There is another detail here which is they began painting in a very matter of fact way. In that the flatness of the picture plane was beginning to come through, Manet famously used black as a color and didnt render mid tones etc.

Some notes:

The realists valued philosophical elements over stylistic ones. 

History painting is today.

The artist can only paint what the artist has on hand, making pictures venerating the tales of antiquity is so yesterday!

The realists are steeped in the history of the present. 

This is the big point I was trying to make, which I think is the most important. Prior to realism artists were steeped in a belief that meaning existed outside of the material world. This group of 19th century artists were “free” from the ideological limitations of societies united by myth/religion.  Belief in facts was belief itself.

This movement was unique specifically for the above reason but also because of how self-conscious, aware and singularly fixated these artists were on this social endeavor through their picture making.
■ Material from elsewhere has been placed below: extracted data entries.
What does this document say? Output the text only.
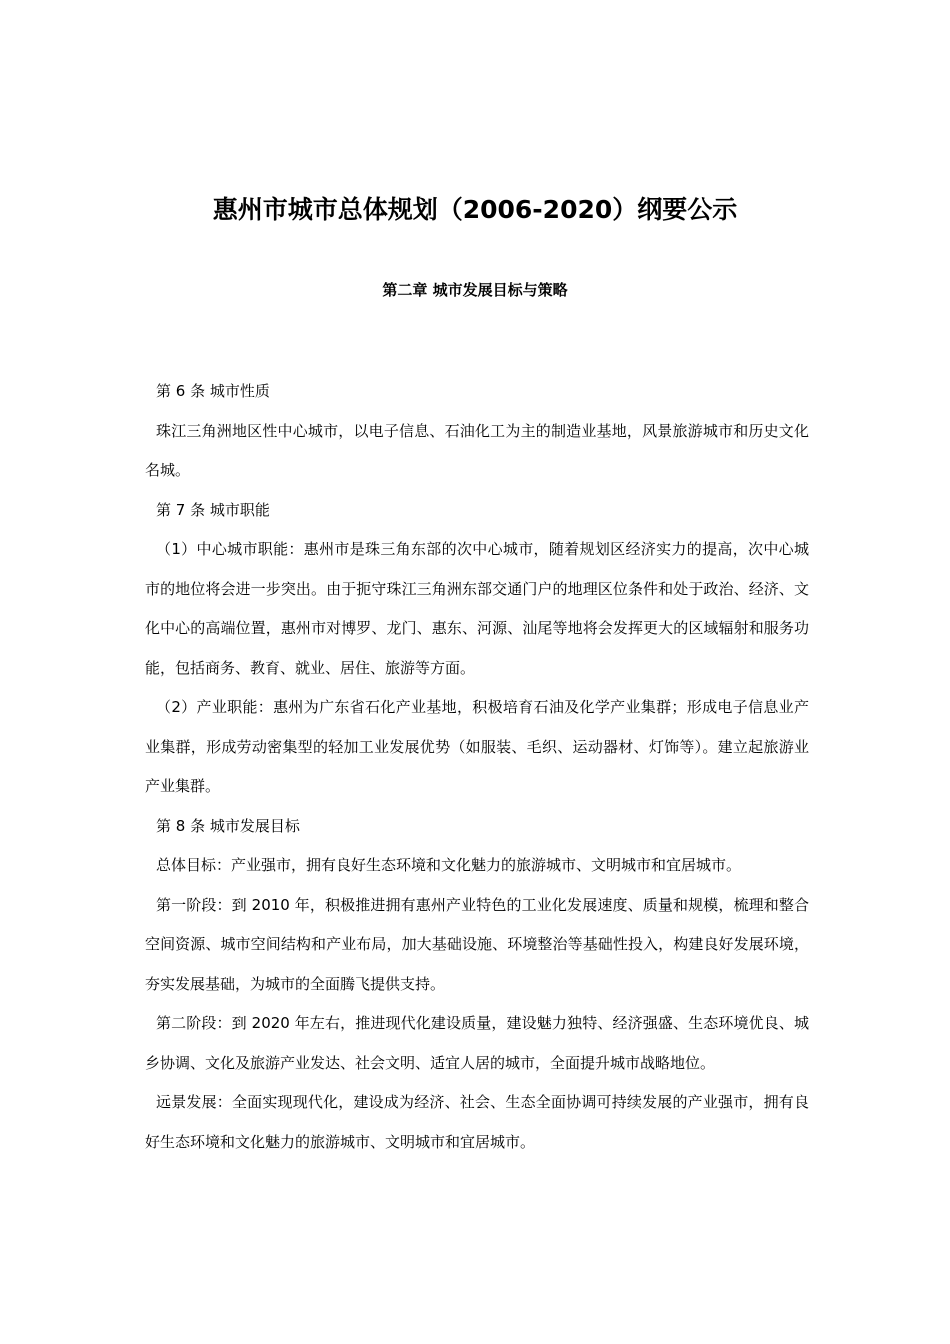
惠州市城市总体规划（2006-2020）纲要公示
第二章 城市发展目标与策略

第 6 条 城市性质

珠江三角洲地区性中心城市，以电子信息、石油化工为主的制造业基地，风景旅游城市和历史文化名城。

第 7 条 城市职能

（1）中心城市职能：惠州市是珠三角东部的次中心城市，随着规划区经济实力的提高，次中心城市的地位将会进一步突出。由于扼守珠江三角洲东部交通门户的地理区位条件和处于政治、经济、文化中心的高端位置，惠州市对博罗、龙门、惠东、河源、汕尾等地将会发挥更大的区域辐射和服务功能，包括商务、教育、就业、居住、旅游等方面。

（2）产业职能：惠州为广东省石化产业基地，积极培育石油及化学产业集群；形成电子信息业产业集群，形成劳动密集型的轻加工业发展优势（如服装、毛织、运动器材、灯饰等）。建立起旅游业产业集群。

第 8 条 城市发展目标

总体目标：产业强市，拥有良好生态环境和文化魅力的旅游城市、文明城市和宜居城市。

第一阶段：到 2010 年，积极推进拥有惠州产业特色的工业化发展速度、质量和规模，梳理和整合空间资源、城市空间结构和产业布局，加大基础设施、环境整治等基础性投入，构建良好发展环境，夯实发展基础，为城市的全面腾飞提供支持。

第二阶段：到 2020 年左右，推进现代化建设质量，建设魅力独特、经济强盛、生态环境优良、城乡协调、文化及旅游产业发达、社会文明、适宜人居的城市，全面提升城市战略地位。

远景发展：全面实现现代化，建设成为经济、社会、生态全面协调可持续发展的产业强市，拥有良好生态环境和文化魅力的旅游城市、文明城市和宜居城市。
Ultimately the goals of Realism are fairly concrete. They wanted to depict the social realities of the time with as much fidelity as their minds and technology would allow.  I say their minds in that they themselves needed to step outside of preconceived ideas in order to document the social realities of their era. What is less concrete are the social, political and technological factors that informed this happening.  I will endeavor to list a few things I understand.  Rational thought was increasingly becoming the dominant form of thought. Innovations and discoveries in science and technology informed this shift.  Meanwhile the middle class is growing and the economic disparity is growing as a result of it.  Some bourgeoisie were comfortable documenting this reality and others were not.  It is important to keep in mind that Courbet and Manet were “rich kids” essentially.  But then again it’s always like that. Prior to this time the dominant belief was that meaning existed outside of the material world.  This was increasingly no longer the case and these artists endeavored to document meaning in the material reality they saw before them and endeavored to do so with the utmost fidelity even at the sacrifice of “style”.